Kamerling Cornelis Ph, Fast Martin F, Ziegenhein Peter, Menten Martin J, Nill Simeon, Oelfke Uwe
Joint Department of Physics, The Institute of Cancer Research and The Royal Marsden NHS Foundation Trust, London SM2 5NG, United Kingdom.
Med Phys. 2016 Nov;43(11):6072. doi: 10.1118/1.4965045.
This study provides a proof of concept for real-time 4D dose reconstruction for lung stereotactic body radiation therapy (SBRT) with multileaf collimator (MLC) tracking and assesses the impact of tumor tracking on the size of target margins.
The authors have implemented real-time 4D dose reconstruction by connecting their tracking and delivery software to an Agility MLC at an Elekta Synergy linac and to their in-house treatment planning software (TPS). Actual MLC apertures and (simulated) target positions are reported to the TPS every 40 ms. The dose is calculated in real-time from 4DCT data directly after each reported aperture by utilization of precalculated dose-influence data based on a Monte Carlo algorithm. The dose is accumulated onto the peak-exhale (reference) phase using energy-mass transfer mapping. To investigate the impact of a potentially reducible safety margin, the authors have created and delivered treatment plans designed for a conventional internal target volume (ITV) + 5 mm, a midventilation approach, and three tracking scenarios for four lung SBRT patients. For the tracking plans, a moving target volume (MTV) was established by delineating the gross target volume (GTV) on every 4DCT phase. These were rigidly aligned to the reference phase, resulting in a unified maximum GTV to which a 1, 3, or 5 mm isotropic margin was added. All scenarios were planned for 9-beam step-and-shoot IMRT to meet the criteria of RTOG 1021 (3 × 18 Gy). The GTV 3D center-of-volume shift varied from 6 to 14 mm.

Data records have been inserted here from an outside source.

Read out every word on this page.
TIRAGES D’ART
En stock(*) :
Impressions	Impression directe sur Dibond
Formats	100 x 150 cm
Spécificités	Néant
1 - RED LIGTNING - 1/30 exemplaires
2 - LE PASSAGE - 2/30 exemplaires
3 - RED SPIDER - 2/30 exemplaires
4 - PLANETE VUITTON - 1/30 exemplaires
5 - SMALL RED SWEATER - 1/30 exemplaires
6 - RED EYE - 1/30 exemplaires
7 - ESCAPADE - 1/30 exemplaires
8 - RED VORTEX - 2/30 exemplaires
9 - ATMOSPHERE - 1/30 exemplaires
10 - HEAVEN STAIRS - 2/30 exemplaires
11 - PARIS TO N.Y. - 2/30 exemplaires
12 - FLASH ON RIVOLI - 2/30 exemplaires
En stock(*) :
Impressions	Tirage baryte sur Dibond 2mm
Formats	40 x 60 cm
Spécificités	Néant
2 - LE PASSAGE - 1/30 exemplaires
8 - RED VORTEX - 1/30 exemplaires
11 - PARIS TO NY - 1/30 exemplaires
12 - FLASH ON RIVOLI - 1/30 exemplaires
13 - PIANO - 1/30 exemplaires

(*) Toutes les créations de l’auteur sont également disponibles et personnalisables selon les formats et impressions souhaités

Real-time dose reconstruction at 25 Hz could be realized on a single workstation due to the highly efficient implementation of dose calculation and dose accumulation. Decreased PTV margins resulted in inadequate target coverage during untracked deliveries for patients with substantial tumor motion. MLC tracking could ensure the GTV target dose for these patients. Organ-at-risk (OAR) doses were consistently reduced by decreased PTV margins. The tracked MTV + 1 mm deliveries resulted in the following OAR dose reductions: lung V up to 3.5%, spinal cord D up to 0.9 Gy/Fx, and proximal airways D up to 1.4 Gy/Fx.
The authors could show that for patient data at clinical resolution and realistic motion conditions, the delivered dose could be reconstructed in 4D for the whole lung volume in real-time. The dose distributions show that reduced margins yield lower doses to healthy tissue, whilst target dose can be maintained using dynamic MLC tracking.
本研究为采用多叶准直器(MLC)跟踪的肺部立体定向体部放射治疗(SBRT)进行实时4D剂量重建提供了概念验证,并评估了肿瘤跟踪对靶区边缘大小的影响。
作者通过将其跟踪与输送软件连接至Elekta Synergy直线加速器的Agility MLC以及其内部治疗计划软件(TPS),实现了实时4D剂量重建。每40毫秒向TPS报告实际MLC孔径和(模拟的)靶区位置。利用基于蒙特卡罗算法预先计算的剂量影响数据,在每次报告孔径后直接根据4DCT数据实时计算剂量。使用能量-质量转移映射将剂量累积到呼气峰值(参考)相位上。为了研究潜在可缩小的安全裕度的影响,作者为4例肺部SBRT患者创建并实施了针对传统内部靶区体积(ITV)+5mm、中期通气方法以及三种跟踪方案的治疗计划。对于跟踪计划,通过在每个4DCT相位上勾勒大体靶区体积(GTV)来建立移动靶区体积(MTV)。将这些与参考相位进行刚性对齐,从而得到一个统一的最大GTV,并在其上添加1、3或5mm的各向同性边缘。所有方案均计划采用9野步进式IMRT,以满足RTOG 1021(3×18Gy)的标准。GTV的3D体积中心位移在6至14mm之间变化。
由于剂量计算和剂量累积的高效实现,可在单个工作站上以25Hz实现实时剂量重建。对于肿瘤运动较大的患者,在未跟踪输送过程中,PTV边缘减小会导致靶区覆盖不足。MLC跟踪可确保这些患者的GTV靶区剂量。PTV边缘减小可使危及器官(OAR)剂量持续降低。跟踪的MTV+1mm输送导致以下OAR剂量降低:肺V降低高达3.5%,脊髓D降低高达0.9Gy/分次,近端气道D降低高达1.4Gy/分次。
作者能够证明,对于临床分辨率和现实运动条件下的患者数据,可实时对整个肺体积进行4D剂量重建。剂量分布表明,减小边缘可降低健康组织的剂量,同时使用动态MLC跟踪可维持靶区剂量。